This blog posting is a follow-up to the previous one I wrote, and I am calling it: Leadership Succession from Within. I wrote this article some 10 years ago for Georgetown Baptist Church’s 50th Anniversary magazine (2006). I have made some minor edits to make it more appropriate for the blog. I believe it is worth a read and careful thought.
Many churches start well, but when the pioneers or the pastors move on—the church starts to falter. This may last for years, until it is able to engage another capable pastor. The momentum, however, that had been built up during the previous pastor’s tenure is all but lost, and the new pastor has to practically start from ground zero.
To their credit, the leaders of Georgetown Baptist Church did well to keep the church going when the previous pastor left for Petaling Jaya: ably organizing themselves to provide pastoral care for the whole church and then still had the time, energy and vision to plant a new church in another part of the city.
It was not until December 1993, almost four years later, that I became GBC’s next pastor. Imagine how much more the church would have developed if there had not been such a gap—if there had been another pastor who immediately took over. Not just any pastor, but a pastor who had been groomed from within the church. Engaging someone from outside would mean time for the new pastor and the church to get to know and trust each other. Inevitably, I had to start almost from the ground. As a result the church hardly saw any numerical growth in the first four years of my tenure.
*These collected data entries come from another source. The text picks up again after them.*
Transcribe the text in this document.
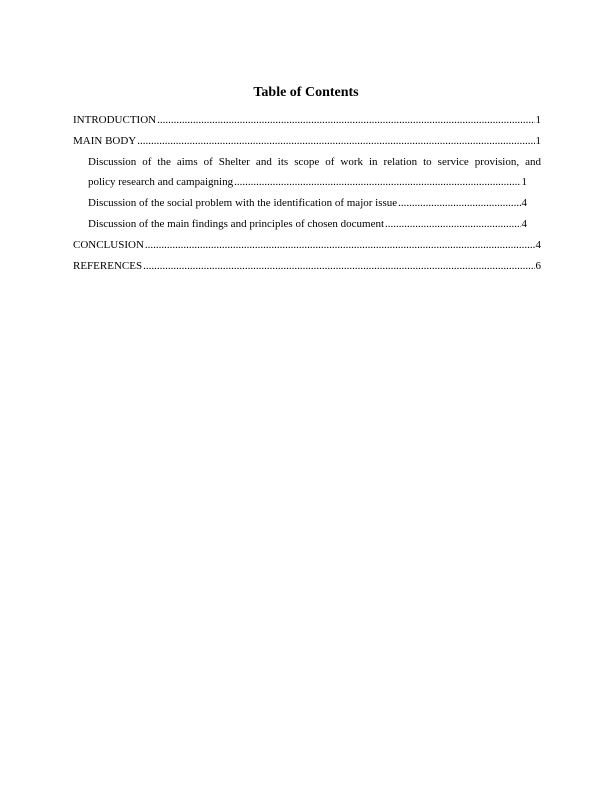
Table of Contents
INTRODUCTION .....	1
MAIN BODY .....	1
Discussion of the aims of Shelter and its scope of work in relation to service provision, and
policy research and campaigning .....	1
Discussion of the social problem with the identification of major issue .....	4
Discussion of the main findings and principles of chosen document .....	4
CONCLUSION .....	4
REFERENCES .....	6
Before I left I was determined that this would not happen again; that there would be a pastor groomed up from within GBC and waiting in the wings to take over…. In such a situation there might still be hiccups, but certainly much less. This is because the succeeding pastor already understands the philosophy of ministry and vision of the church, he has worked with the church leadership, the members know him and have “taken to him”. Not that he will simply carry on doing everything that the previous pastor has done. Any good pastor will definitely introduce change, but he will have the advantage of building on the blocks—blocks that he has helped to develop in the first place.
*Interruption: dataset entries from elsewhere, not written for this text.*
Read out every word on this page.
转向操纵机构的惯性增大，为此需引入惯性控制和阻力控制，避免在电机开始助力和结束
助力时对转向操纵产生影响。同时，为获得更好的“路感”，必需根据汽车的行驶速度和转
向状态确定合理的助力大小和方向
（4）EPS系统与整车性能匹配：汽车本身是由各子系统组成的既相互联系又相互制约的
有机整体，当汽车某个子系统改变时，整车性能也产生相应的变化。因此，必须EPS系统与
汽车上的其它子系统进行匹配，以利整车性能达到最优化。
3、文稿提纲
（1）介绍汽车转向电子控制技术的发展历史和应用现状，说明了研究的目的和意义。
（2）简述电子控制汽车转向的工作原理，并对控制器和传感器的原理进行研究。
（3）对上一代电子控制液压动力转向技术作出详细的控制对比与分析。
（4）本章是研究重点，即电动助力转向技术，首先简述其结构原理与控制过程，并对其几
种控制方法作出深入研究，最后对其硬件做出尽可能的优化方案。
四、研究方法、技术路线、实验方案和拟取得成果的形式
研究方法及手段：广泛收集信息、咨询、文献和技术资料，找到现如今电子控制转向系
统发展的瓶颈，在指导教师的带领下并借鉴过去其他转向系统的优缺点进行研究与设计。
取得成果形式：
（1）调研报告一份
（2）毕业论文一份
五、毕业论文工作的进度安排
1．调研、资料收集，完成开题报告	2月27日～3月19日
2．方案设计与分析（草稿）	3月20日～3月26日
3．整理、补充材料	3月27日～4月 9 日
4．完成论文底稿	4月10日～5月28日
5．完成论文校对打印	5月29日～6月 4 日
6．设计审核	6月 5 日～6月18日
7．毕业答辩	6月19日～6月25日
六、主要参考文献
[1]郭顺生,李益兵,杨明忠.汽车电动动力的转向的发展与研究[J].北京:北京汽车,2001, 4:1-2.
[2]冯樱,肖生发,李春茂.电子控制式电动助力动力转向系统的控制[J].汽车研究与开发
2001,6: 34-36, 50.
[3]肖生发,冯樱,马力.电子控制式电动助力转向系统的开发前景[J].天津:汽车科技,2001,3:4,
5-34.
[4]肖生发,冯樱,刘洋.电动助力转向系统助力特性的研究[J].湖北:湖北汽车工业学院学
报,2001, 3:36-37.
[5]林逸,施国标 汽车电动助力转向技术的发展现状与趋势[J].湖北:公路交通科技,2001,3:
Leaders must never fear raising up other leaders; even if it means that some of them will outshine us! That was what I aimed for. My goal was to pass the church into the hands of better men and women.
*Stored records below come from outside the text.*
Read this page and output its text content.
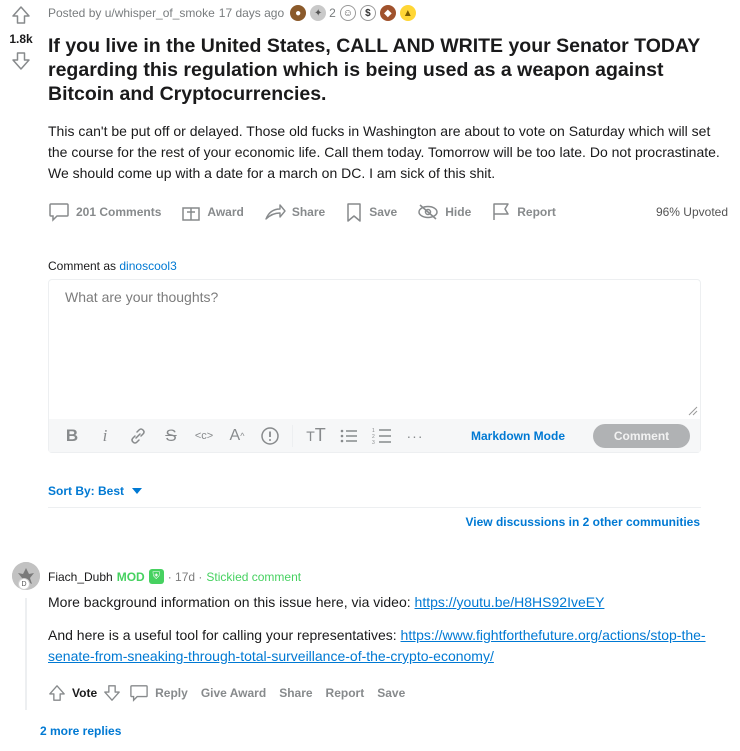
1.8k
Posted by u/whisper_of_smoke 17 days ago	●	✦ 2 ☺	$	◆	▲
If you live in the United States, CALL AND WRITE your Senator TODAY regarding this regulation which is being used as a weapon against Bitcoin and Cryptocurrencies.

This can't be put off or delayed. Those old fucks in Washington are about to vote on Saturday which will set the course for the rest of your economic life. Call them today. Tomorrow will be too late. Do not procrastinate. We should come up with a date for a march on DC. I am sick of this shit.

201 Comments	Award	Share	Save	Hide	Report	96% Upvoted
Comment as dinoscool3
What are your thoughts?
B	i	S	<c> A ^	T T	1
2
3 ···	Markdown Mode	Comment
Sort By: Best
View discussions in 2 other communities
D
Fiach_Dubh MOD ⛨ · 17d · Stickied comment

More background information on this issue here, via video: https://youtu.be/H8HS92IveEY

And here is a useful tool for calling your representatives: https://www.fightforthefuture.org/actions/stop-the-senate-from-sneaking-through-total-surveillance-of-the-crypto-economy/

Vote	Reply Give Award Share Report Save
2 more replies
Paul was a great apostle—some say, the greatest. But in my mind Barnabas was the greater man. He recruited Paul because he saw Paul’s potential. He mentored Paul and wasn’t afraid that Paul might overtake him. Eventually when Paul did, he wasn’t concerned for his own face. My hope is to be a Barnabas to some Pauls.
Success is not about growing a great church. “Success” is about having a “successor” to take the church even further.